La jeune femme avait ensuite demandé pourquoi Sam et ses amis n'aimaient pas les chasseurs. La Ranger avait répondu vaguement qu'ils les gênaient pendant leur voyage archéologique, ce qu'avait aussi dit Lunick devant le regard insistant et intimidant que lui avait lancé Sin.
Quelques jours après …
« Carme ! »
Alors que l'homme s'assurait du bon fonctionnement de l'irrigation de la serre avec Panéma, Steve l'interpella, appuyé contre la rambarde du haut. Il était allé en ville acheter des sacs de petits cailloux pour maintenir au frais les racines des plantes.
« Les habitants d'Alcaration disent que la maintenance de l'antenne aura lieu cet après-midi !
-Quoi ?! D'habitude ils préviennent deux ou trois jours avant … Genbu doit être sur ses gardes ... »
'' Ca doit être à cause de nous. '' songea Panéma.
L'antenne était entourée de véhicules semblables à celui dans lequel le trio avait trouvé le Myota. Des hommes armés en uniforme noir décoré d'un badge couleur bronze, orné du mot '' chasseur '' et d'une étoile bleu clair, montaient la garde.
Alors que le soleil avait presque disparu derrière l'horizon, une dizaine d'ouvriers sortit de l'immense colonne de métal, soigneusement encadrés. Certains déposaient de lourdes caisses dans le coffre des véhicules tandis que d'autres pianotaient sur divers ordinateurs ou avait les yeux rivés sur de la paperasse, un stylo à la main. Lorsque tout fut rangé et que les ouvriers furent montés dans les véhicules, un chasseur sembla passer un coup de téléphone. Il fit ensuite signe à ses collègues qui prirent à leur tour place aux côtés des ouvriers, tout en surveillant les alentours.
« Quand je vois les visages rassurés de tous ces gens après que nous ayons vérifié le bon fonctionnement de cette antenne, je me dis que les personnes pouvant s'opposer à nous sont des monstres, déclara un chasseur.
-Il y a des gens prêts à tout pour le pouvoir et l'argent tu sais. » répondit son collègue en admirant la ville qui rapetissait petit à petit.
Une alarme retentit. Des lumières rouges clignotèrent dans tous les véhicules tandis que le bruit sourd empêchait toute conversation inutile. Une voix électronique annonça la présence d'une multitude de créatures autour du convoi aérien.

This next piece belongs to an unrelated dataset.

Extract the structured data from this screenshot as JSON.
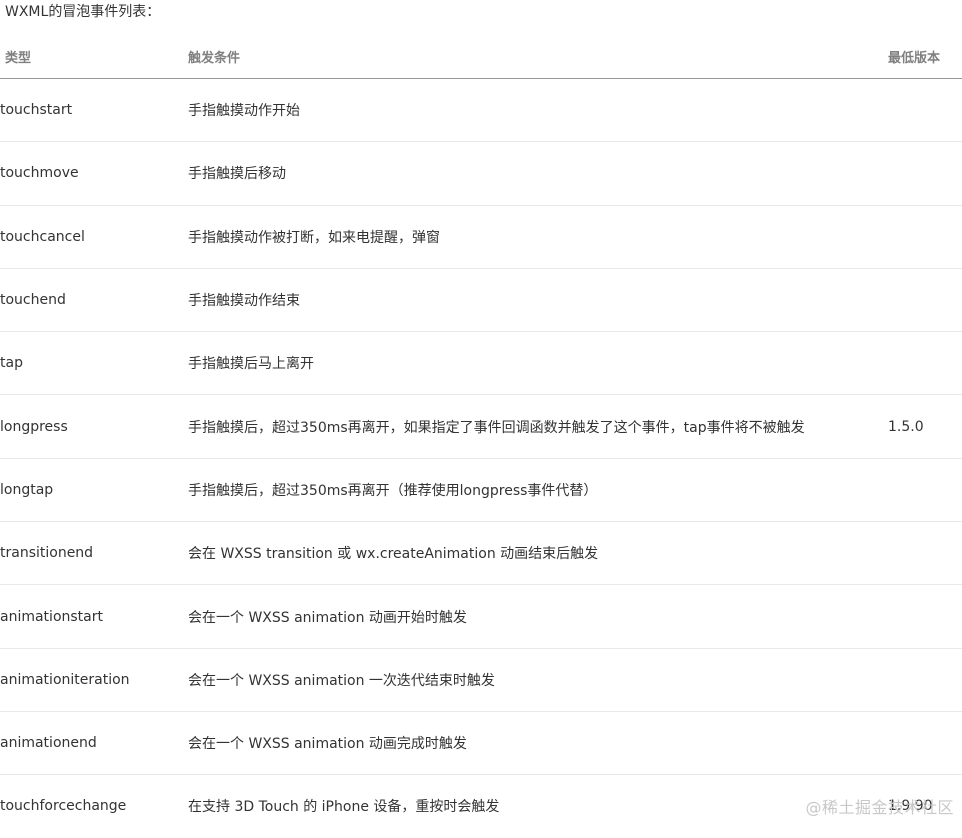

L'instant d'après, les hélicoptères furent secoués dans tous les sens par des rafales de vent. Prises dans les Catabat, les hélices peinaient à tourner, faisant perdre de l'altitude aux engins. Les chasseurs ripostèrent en bombardant les Pokémon de balles en Callier et de rayons électrifiés. En quelques battements d'ailes, les acrobates aériens évitaient les projectiles. Quand on croyait qu'ils nous fonçaient dessus, hop ! ils remontaient à la verticale, riant au nez des chasseurs.
« Faisons demi-tour ! proposa un ouvrier, affolé, en retournant à Alcaration nous nous rapprocherons de l'antenne. Les ondes les éloigneront !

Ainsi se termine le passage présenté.